Now with only two days of Labs left, most of the things we set out to accomplish, we did. Facebook and Google login were both integrated successfully into the sign-in process. Unfortunately with the current user flow, it doesn’t appear that it will be possible to pre-populate the form data as we had hoped. This is because supervisors must create the guest accounts for new guests, meaning a supervisor has to be signed into the app to make an account for a guest. With the current state of the app, although Facebook and Google login are functional, they are not necessarily usable.

Facebook and Google login are (for now) now an option in the sign-in widget.

Additionally, we now have an executive director dashboard that contains visualizations coming from the data science API. The dashboard also features forms that allow the user to specify the criteria for those visualizations. The executive director dashboard also contains two placeholder divs for future teams to add their own visualizations.

The executive director can now get different visualizations based on the values they enter.

The DocuSign team made significant progress toward full implementation, but it still is not quite ready. With that said, they spent a multitude of time researching DocuSign, attended a webinar, and were very close (probably only a few days off) to having DocuSign fully integrated into the intake process.

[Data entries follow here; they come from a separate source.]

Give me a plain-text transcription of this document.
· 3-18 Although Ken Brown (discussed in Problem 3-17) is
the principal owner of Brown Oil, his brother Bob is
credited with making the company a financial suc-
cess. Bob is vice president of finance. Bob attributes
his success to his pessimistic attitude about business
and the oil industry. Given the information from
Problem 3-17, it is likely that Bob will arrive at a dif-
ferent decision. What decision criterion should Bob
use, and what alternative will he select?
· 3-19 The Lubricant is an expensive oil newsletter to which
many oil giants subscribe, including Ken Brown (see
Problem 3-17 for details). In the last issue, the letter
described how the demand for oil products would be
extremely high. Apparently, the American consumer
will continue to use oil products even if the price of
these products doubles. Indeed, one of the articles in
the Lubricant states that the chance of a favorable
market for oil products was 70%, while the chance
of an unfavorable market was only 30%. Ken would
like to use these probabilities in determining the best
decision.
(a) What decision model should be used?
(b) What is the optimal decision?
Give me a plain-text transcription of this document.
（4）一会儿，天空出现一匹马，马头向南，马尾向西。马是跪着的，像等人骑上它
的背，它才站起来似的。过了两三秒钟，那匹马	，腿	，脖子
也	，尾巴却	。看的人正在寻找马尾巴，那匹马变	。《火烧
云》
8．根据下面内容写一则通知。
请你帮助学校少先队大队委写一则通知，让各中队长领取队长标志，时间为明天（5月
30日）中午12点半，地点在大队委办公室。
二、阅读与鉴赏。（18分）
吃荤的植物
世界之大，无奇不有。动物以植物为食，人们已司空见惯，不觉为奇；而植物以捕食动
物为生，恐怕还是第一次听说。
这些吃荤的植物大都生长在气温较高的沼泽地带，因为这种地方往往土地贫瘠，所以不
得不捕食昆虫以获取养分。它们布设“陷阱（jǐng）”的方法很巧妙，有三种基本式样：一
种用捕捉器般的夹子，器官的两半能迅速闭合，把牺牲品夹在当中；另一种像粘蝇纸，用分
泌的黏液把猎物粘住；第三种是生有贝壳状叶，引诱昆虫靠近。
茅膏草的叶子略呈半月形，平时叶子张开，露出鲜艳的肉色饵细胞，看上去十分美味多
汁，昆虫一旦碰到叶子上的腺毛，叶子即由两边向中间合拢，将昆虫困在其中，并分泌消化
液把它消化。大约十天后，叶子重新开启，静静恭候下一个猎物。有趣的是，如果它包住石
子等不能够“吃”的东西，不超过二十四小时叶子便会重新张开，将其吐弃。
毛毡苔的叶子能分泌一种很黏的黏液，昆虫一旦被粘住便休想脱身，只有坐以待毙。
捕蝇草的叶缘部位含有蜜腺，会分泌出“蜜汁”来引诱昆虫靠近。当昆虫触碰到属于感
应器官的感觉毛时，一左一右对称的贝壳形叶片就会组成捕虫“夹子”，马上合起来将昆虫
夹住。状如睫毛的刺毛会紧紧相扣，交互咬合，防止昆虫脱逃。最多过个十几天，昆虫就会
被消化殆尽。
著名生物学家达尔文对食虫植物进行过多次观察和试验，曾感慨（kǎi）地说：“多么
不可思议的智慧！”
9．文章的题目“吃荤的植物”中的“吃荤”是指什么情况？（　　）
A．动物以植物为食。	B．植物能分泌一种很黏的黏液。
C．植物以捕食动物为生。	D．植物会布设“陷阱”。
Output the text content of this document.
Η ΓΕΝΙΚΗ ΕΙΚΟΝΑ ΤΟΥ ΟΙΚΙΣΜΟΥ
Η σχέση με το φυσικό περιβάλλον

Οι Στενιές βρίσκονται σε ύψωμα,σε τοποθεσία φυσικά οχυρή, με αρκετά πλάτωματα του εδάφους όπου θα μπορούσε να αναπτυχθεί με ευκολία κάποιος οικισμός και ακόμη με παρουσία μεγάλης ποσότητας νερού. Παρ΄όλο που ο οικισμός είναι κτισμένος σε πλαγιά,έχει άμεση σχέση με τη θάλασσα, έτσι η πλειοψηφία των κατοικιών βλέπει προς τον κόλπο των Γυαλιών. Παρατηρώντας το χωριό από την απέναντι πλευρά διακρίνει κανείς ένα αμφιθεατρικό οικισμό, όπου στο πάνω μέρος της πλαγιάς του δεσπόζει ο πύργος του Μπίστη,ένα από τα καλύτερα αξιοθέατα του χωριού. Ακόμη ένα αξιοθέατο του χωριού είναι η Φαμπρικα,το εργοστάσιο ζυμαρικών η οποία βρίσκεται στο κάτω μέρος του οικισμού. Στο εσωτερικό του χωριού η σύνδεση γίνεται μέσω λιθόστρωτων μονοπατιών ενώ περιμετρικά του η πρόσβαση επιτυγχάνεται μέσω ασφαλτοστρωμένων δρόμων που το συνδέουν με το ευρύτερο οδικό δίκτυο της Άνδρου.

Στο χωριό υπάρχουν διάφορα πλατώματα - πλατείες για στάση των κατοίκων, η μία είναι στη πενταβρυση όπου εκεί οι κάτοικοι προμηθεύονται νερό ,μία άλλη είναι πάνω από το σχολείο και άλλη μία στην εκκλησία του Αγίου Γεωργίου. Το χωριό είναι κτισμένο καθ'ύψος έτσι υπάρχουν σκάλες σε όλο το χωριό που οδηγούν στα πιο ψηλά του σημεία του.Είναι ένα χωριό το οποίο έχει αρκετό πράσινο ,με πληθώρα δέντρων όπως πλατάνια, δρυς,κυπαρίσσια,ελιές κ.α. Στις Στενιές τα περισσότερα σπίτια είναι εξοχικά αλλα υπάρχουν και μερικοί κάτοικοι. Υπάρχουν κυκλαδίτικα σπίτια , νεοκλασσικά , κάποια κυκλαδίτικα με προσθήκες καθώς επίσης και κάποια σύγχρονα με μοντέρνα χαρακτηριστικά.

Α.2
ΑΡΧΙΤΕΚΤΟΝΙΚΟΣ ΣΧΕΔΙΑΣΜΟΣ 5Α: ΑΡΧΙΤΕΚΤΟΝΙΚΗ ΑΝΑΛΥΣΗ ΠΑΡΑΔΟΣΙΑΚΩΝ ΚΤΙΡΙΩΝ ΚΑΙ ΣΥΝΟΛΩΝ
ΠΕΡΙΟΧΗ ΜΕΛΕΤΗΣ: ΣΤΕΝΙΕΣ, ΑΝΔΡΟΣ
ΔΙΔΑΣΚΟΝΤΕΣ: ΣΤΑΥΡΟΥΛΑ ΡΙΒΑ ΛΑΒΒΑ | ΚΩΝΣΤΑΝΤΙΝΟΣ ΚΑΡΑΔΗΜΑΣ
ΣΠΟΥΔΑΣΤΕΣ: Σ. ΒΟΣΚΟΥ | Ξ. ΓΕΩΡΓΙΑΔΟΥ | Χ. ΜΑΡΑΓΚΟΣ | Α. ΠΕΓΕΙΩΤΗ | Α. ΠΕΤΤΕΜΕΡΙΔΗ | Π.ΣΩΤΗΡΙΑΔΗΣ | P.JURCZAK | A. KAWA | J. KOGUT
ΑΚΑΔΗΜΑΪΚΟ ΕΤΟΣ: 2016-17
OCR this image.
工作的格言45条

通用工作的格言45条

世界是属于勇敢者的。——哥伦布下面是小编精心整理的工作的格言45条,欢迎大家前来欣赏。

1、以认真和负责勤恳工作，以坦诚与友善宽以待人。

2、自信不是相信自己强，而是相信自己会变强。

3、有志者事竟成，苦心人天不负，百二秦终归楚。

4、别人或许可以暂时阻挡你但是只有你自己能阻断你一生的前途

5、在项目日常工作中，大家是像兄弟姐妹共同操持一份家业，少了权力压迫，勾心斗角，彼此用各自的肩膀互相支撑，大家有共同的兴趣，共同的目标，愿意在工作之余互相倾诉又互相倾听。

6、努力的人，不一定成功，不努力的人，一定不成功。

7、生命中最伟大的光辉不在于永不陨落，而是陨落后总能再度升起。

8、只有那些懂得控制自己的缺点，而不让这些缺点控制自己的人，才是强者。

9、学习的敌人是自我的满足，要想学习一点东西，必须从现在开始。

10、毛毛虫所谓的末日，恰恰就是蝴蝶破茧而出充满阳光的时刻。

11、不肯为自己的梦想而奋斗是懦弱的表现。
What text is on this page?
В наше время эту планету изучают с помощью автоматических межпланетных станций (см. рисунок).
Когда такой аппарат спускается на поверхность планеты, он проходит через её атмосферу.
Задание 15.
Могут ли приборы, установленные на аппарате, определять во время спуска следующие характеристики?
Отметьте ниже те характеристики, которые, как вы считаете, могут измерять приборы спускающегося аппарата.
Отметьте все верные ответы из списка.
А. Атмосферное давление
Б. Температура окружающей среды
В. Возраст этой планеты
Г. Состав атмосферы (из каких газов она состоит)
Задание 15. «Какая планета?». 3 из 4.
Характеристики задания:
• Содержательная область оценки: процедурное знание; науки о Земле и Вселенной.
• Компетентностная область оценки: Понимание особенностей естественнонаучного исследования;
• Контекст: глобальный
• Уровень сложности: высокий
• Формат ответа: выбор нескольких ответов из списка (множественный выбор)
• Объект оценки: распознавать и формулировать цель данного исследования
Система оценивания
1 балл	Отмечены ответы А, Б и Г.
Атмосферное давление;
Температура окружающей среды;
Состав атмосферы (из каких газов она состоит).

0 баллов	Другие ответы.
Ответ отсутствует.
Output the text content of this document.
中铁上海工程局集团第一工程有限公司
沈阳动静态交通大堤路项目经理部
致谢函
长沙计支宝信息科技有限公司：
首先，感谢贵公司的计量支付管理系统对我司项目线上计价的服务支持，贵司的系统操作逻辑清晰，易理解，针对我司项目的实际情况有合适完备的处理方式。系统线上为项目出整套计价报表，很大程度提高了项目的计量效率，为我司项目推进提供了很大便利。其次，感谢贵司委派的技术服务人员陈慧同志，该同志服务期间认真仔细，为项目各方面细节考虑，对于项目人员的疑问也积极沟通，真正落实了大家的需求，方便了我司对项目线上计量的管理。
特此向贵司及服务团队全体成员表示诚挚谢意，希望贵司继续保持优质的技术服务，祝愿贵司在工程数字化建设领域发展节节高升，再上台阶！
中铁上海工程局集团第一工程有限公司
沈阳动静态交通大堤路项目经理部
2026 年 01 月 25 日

This was my first time working on something that is going to be used by real people. Although the app isn’t quite ready for production yet, it is getting close, and we without a doubt made very significant progress during this unit. Once the app is in production, it will indubitably have a tremendous positive impact on the lives of countless people, and I couldn’t be more grateful for the privilege of taking part in it.

Looking back on everything, I’m very happy, not only with the current state of the application, but with my experience in Labs and in Lambda School as a whole. Coming into this month, I didn’t think I would be able to do it. It really felt like I was going into the unknown. Now that I’m nearly on the other side, I can say without a doubt that working on this app, and going through Lamda School, has been one of the most definitively positive things I’ve done in my life.